このようにして得られた信号から、身体の断面の画像が計算により作り出されるのです。得られた画像は、その断面でのエックス線の通りやすさ・通り難さが、白黒の程度(グレイスケール)であらわされます。
画像の上では、骨のようにエックス線が通りにくいところは白く、空気のように通りやすいところは黒く現れます。(図2)。
ふつうのCT検査では、一つの画面をスキャンするのに1秒~数秒かかります。その間に身体が動くと画像が乱れるので、じっとしている必要があります。特に腹部や胸部の検査では、その間息を止めなくてはなりません。
そして目的の部位(例えば肝臓など)を漏れなくカバーするために、少しずつ位置をずらして何回かスキャンをします。
また、最近では、断面を一枚ずつ検査するのではなく、目的の範囲をらせん状に一回のスキャンで検査する方式も実用化されました(ヘリカルスキャンといいます)。この方法ですと今までの方式よりもずっと短時間(数十秒)で検査を終えることが可能です。
なお、部位によっては、血管や病巣をわかりやすくするために、造影剤という薬剤を静脈の中に注入してからCTをとる場合もあります。
CTでは全身どの部位でも精密な断層面をとることができます。エックス線写真と違い、いろんな臓器の重なりが問題になることはありません。また、MRIと比べて検査時間が短いため、外傷など緊急の場合でもすばやく検査できるという特徴があります。

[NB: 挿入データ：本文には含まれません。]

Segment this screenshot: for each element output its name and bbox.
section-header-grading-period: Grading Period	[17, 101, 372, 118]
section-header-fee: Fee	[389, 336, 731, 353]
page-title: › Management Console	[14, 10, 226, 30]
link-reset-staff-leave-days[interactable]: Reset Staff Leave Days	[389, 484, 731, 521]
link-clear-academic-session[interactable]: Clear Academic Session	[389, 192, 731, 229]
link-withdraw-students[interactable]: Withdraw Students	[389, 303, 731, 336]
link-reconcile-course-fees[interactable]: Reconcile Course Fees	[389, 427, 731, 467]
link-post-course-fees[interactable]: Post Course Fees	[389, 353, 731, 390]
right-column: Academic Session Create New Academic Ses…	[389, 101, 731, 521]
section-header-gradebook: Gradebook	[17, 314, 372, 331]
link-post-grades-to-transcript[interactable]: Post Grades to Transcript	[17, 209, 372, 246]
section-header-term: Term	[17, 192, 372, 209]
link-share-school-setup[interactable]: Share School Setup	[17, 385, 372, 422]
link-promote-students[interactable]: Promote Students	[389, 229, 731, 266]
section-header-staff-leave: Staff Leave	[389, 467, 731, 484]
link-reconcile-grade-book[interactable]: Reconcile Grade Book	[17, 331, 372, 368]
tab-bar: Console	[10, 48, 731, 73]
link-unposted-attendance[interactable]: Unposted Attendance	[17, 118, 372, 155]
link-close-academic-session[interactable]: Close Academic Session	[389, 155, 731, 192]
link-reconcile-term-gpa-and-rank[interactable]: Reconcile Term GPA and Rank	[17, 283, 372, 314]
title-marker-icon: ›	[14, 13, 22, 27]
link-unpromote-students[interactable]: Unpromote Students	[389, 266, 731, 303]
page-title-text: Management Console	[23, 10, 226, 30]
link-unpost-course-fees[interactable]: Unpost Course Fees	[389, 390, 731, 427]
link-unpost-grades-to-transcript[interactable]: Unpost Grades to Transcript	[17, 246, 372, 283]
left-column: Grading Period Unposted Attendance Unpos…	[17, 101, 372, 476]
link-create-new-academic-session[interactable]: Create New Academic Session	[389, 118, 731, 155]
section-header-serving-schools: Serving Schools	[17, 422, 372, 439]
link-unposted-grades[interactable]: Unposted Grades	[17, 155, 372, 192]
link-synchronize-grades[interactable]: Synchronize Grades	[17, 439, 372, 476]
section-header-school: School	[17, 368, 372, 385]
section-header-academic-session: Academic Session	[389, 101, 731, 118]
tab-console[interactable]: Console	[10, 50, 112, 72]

CTはたくさんある画像診断法のなかでも、いまや中心的な検査となっています。
Q:脳のCT検査のときヨードの「造影剤」を注射されました。何のためですか?
Q:造影剤が必要な理由は?
A:造影剤を使わないと、小さな病変や正常部分とほとんど変わらないエックス線の透過を示す病変は、CTでも診断が困難です。
しかし、造影剤を使うと、そのような病変もたいへん明瞭に描き出され、診断が容易になります。このため、CT検査では、全身の臓器の検査において、しばしば造影剤が使われています。
Q:造影のメカニズムは?
A:造影剤が病変部位を明瞭に描出できる理由は、造影剤がエックス線が透過しにくい物質であることと、病変部の血管の構造や分布が正常組織と異なっていることによります、即ち、豊富な血管を含んでいる病変では造影剤がより多く集まり、逆に血管の少ない病変では集まる造影剤の量が低下します。そのため、正常部位と病変部位のコントラストが大きくなって、小さな病変や病変の広がりも診断が可能になります。
最近ではその効果を増強するため、造影剤注入器で急速に注入することも行われています。
Q:1ヨード造影剤とは?
A:CTで使われる造影剤はベンゼン環に3つのヨードが付いた構造になっています。ヨードを使う理由はエックス線吸収が大きくコントラストが高いこと、毒性が低い元素であること、およびベンゼン分子にかたく結合して安全性が高いことなどによるものです。
最近は副作用が少なくより安全とされる非イオン性造影剤を使うのが一般的です。